Os conservadores do Statens Museum for Kunst (SMK), em Copenhague, enfrentam um desafio crescente com a descoloração de desenhos antigos. Essa deterioração, especialmente em obras de mestres como Hans Holbein e C.W. Eckersberg, é atribuída a reações químicas com compostos de enxofre presentes no ar. Desde os anos 2000, cerca de 50% das obras afetadas, que utilizam pigmento branco de chumbo, apresentaram escurecimento significativo.

Pesquisadores, liderados pelo cientista de conservação Gianluca Pastorelli, investigaram as causas desse fenômeno. Eles descobriram que a mudança nas técnicas de fabricação e a composição química do pigmento aumentaram a vulnerabilidade à degradação. A pesquisa revelou que o pigmento de chumbo branco se transforma em sulfeto de chumbo, um mineral cinza metálico, devido à exposição a compostos de enxofre, que aumentaram desde a Revolução Industrial.

Novas Abordagens de Conservação

A equipe de Pastorelli está explorando uma técnica inovadora utilizando oxigênio atômico para reverter o escurecimento sem danificar as obras. Essa abordagem, apresentada pelo conservador Tomas Markevicius, promete ser um avanço significativo na conservação de arte. O oxigênio atômico, uma forma altamente reativa de oxigênio, já foi testado em ambientes controlados e mostrou eficácia na remoção de contaminantes sem deixar resíduos.

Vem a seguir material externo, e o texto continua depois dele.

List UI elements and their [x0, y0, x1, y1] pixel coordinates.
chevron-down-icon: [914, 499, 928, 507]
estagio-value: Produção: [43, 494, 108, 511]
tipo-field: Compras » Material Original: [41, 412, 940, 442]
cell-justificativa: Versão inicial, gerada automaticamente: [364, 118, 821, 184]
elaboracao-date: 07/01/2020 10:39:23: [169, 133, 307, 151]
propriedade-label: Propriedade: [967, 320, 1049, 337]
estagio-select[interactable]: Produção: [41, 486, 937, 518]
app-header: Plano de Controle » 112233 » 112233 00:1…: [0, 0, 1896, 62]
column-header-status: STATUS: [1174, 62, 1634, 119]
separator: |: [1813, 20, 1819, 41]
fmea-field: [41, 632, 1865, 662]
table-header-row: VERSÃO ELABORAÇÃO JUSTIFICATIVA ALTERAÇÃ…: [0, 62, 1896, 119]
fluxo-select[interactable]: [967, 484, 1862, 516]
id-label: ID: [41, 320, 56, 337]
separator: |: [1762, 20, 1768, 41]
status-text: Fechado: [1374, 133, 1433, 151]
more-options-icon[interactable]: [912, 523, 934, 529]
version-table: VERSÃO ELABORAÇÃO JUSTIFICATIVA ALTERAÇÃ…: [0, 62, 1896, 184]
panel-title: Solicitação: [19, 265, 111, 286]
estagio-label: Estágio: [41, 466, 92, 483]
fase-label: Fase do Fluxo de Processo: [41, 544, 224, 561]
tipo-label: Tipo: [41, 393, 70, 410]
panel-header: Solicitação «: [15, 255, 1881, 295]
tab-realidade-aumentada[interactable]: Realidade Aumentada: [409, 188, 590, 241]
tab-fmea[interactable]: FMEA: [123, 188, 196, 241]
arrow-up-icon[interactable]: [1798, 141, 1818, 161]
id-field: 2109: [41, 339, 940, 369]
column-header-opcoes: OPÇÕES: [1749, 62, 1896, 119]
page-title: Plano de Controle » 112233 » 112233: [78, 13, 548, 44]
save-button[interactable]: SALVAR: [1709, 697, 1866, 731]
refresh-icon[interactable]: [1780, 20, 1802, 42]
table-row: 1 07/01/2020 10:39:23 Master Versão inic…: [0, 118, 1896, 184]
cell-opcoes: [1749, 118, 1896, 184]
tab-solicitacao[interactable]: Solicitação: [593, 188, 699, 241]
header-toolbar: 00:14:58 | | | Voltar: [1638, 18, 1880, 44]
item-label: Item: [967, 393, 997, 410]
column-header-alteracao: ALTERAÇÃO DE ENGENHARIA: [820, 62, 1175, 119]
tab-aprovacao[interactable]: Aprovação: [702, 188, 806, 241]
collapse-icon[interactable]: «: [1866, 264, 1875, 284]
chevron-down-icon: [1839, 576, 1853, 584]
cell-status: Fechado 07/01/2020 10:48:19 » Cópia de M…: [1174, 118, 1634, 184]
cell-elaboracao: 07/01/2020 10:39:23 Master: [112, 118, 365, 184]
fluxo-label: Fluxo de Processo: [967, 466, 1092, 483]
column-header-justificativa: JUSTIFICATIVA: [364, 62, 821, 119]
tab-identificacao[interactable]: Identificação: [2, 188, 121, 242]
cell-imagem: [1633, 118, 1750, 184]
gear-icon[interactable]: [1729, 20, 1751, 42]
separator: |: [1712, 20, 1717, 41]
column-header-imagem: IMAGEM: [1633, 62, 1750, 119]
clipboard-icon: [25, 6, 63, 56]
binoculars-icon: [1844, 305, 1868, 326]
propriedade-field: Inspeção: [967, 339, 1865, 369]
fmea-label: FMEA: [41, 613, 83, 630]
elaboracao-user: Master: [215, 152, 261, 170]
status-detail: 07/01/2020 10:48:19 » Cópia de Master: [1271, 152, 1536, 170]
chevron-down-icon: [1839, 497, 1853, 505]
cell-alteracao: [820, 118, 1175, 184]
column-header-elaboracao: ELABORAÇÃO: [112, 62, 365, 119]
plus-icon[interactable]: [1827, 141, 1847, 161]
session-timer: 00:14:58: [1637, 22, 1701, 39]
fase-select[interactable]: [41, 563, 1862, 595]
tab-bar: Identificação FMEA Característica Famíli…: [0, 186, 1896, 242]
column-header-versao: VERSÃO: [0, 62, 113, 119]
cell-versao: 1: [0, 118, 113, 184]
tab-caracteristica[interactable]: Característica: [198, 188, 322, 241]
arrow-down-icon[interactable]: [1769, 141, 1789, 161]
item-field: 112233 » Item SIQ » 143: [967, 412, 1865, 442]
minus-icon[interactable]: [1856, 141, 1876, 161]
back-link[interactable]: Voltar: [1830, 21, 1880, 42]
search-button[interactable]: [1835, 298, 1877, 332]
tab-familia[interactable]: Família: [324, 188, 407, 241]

Atualmente, o SMK está focado em garantir que seus sistemas de controle climático e filtragem do ar funcionem adequadamente, enquanto aguarda o desenvolvimento de técnicas seguras para tratar as obras afetadas. A busca por soluções sustentáveis na conservação de arte é uma prioridade, especialmente considerando a fragilidade e o valor histórico das coleções.